An international expert mission to Wuhan has concluded it was very likely that COVID-19 first passed to humans from a bat through an intermediary animal, while all but ruling out a laboratory leak.
The intermediate host hypothesis was deemed “likely to very likely”, while the theory that the virus escaped from a lab was seen as “extremely unlikely”, according to the long-awaited report, which AFP obtained a copy of on Monday, before the official release.
The report from the international mission to Wuhan has been keenly anticipated ever since the expert team left China more than a month ago.
Delays in the publication of the findings, drafted in collaboration with the team’s Chinese counterparts, had been blamed on coordination and translation issues, even as a diplomatic tug-of-war raged in the background over the report’s contents.
During a lengthy press conference in Wuhan on February 9 at the end of the mission, the experts and their Chinese counterparts made clear that they could not yet draw any firm conclusions.
But they said they had worked to rank a number of hypotheses according to how likely they were.
– ‘Missing link’ –
Experts believe that the SARS-CoV-2 virus that causes the Covid-19 disease originally came from bats.
One theory examined was that the virus jumped directly from bats to humans. The final report determined that this scenario was “possible to likely”.
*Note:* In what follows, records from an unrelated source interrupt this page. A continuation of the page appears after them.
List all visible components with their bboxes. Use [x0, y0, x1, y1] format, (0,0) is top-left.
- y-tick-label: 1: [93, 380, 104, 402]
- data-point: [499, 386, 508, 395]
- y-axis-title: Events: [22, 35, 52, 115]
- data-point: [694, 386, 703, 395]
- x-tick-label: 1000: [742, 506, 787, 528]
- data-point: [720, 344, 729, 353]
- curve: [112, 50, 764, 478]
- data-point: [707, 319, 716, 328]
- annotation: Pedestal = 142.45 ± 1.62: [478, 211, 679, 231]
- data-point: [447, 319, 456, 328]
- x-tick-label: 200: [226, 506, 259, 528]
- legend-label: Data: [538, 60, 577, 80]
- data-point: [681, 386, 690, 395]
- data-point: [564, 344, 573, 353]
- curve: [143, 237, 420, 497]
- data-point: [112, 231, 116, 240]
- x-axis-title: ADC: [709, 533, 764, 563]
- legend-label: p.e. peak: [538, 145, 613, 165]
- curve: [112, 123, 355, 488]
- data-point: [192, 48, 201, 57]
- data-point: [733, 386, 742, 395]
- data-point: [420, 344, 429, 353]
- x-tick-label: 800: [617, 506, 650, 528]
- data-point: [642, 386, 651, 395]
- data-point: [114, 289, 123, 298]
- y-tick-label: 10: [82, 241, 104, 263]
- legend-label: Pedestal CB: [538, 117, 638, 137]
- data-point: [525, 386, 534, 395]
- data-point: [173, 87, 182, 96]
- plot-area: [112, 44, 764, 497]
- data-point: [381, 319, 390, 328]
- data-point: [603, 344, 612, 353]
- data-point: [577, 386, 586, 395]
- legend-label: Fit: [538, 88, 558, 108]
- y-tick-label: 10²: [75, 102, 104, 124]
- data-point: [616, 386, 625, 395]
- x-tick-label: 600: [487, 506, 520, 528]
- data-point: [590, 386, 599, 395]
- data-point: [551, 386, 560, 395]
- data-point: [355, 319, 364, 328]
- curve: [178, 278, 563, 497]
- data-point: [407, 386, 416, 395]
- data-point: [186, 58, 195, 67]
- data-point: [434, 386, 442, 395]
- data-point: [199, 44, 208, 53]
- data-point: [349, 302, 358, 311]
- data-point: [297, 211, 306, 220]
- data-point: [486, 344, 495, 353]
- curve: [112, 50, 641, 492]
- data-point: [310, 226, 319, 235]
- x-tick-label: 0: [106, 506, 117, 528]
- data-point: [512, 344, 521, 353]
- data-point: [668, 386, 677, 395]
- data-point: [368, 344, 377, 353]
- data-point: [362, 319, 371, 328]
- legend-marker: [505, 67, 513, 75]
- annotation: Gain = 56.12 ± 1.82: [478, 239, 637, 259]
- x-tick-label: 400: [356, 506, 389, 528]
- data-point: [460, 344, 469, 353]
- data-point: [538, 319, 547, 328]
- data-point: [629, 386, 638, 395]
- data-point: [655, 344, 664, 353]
A more likely scenario, the report found, was that the virus had first jumped from bats to another animal, which in turn infected humans.
“Although the closest related viruses have been found in bats, the evolutionary distance between these bat viruses and SARS-CoV-2 is estimated to be several decades, suggesting a missing link,” the report said.
“The scenario including introduction through an intermediary host was considered to be likely to very likely,” it said, although it did not conclude which animal may have first allowed the virus to jump to humans.
The report meanwhile did not rule out transmission through frozen food — Beijing’s favoured theory — since the virus appears to be able survive at freezing temperatures, saying that “introduction via cold/ food chain products is considered possible”.
Finally, the report examined the idea of a lab leak from, for instance, the Wuhan Institute of Virology — a theory promoted by former US president Donald Trump’s administration.
It pointed to the fact that there was no record of any virus resembling SARS-CoV-2 in any laboratory before December 2019, and stressed high safety levels at the labs in Wuhan.
“A laboratory origin of the pandemic was considered to be extremely unlikely,” it said.
India: Delhi Announces Lockdown As COVID Cases Surge
India’s capital city, Delhi, has announced a week-long lockdown effective today, Monday, after the city recorded a spike in number of infections that has now overwhelmed the city’s healthcare system.
Government offices and essential services, such as hospitals, pharmacies and grocers, are open during the lockdown.
Delhi recorded nearly twenty-five hundred cases of the coronavirus infections on Sunday alone.
India has been reeling from a deadly second wave since early April causing a shortage of hospital beds and oxygen supplies.
India has the fourth highest number of deaths after the United States, Brazil and Mexico – though, among a population of nearly one and a half billion.
Delhi state’s chief minister, Arvind Kejriwal says the healthcare system is at a breaking point, and if a lockdown is not put in place now, the country will be looking at a bigger disaster.
Families Reunite As Australia-New Zealand ‘Travel Bubble’ Begins
Hundreds of passengers from Australia have started arriving at New Zealand airports on Monday after authorities reopened borders, in a process that allows quarantine-free travel between the countries for the first time in more than a year.
New Zealand had enforced isolation for arrivals from its neighbour, citing concerns about sporadic virus outbreaks there.
New Zealand prime minister, Jacinda Ardern told reporters in wellington, this bubble marks a significant step in New Zealand’s reconnection with the world.
Ardern said Australian prime minister Scott Morrison and foreign minister Marise Payne would visit New Zealand very soon.
Boris Johnson Cancels India Trip Amid COVID Surge
British prime minister Boris Johnson has cancelled a planned trip to India, originally planned for next week, because of the rise in India’s COVID-19 cases.
India is enduring a second wave of the virus, with infections passing the 15 million mark.
Johnson had already postponed the trip once in January, when COVID-19 infections were high in Britain.
Now that the trip has been cancelled, prime ministers Modi and Johnson will speak later this month to agree and launch their ambitious plans for the future partnership between the UK and India.
Britain has invited India to attend the G7 summit it will host in June.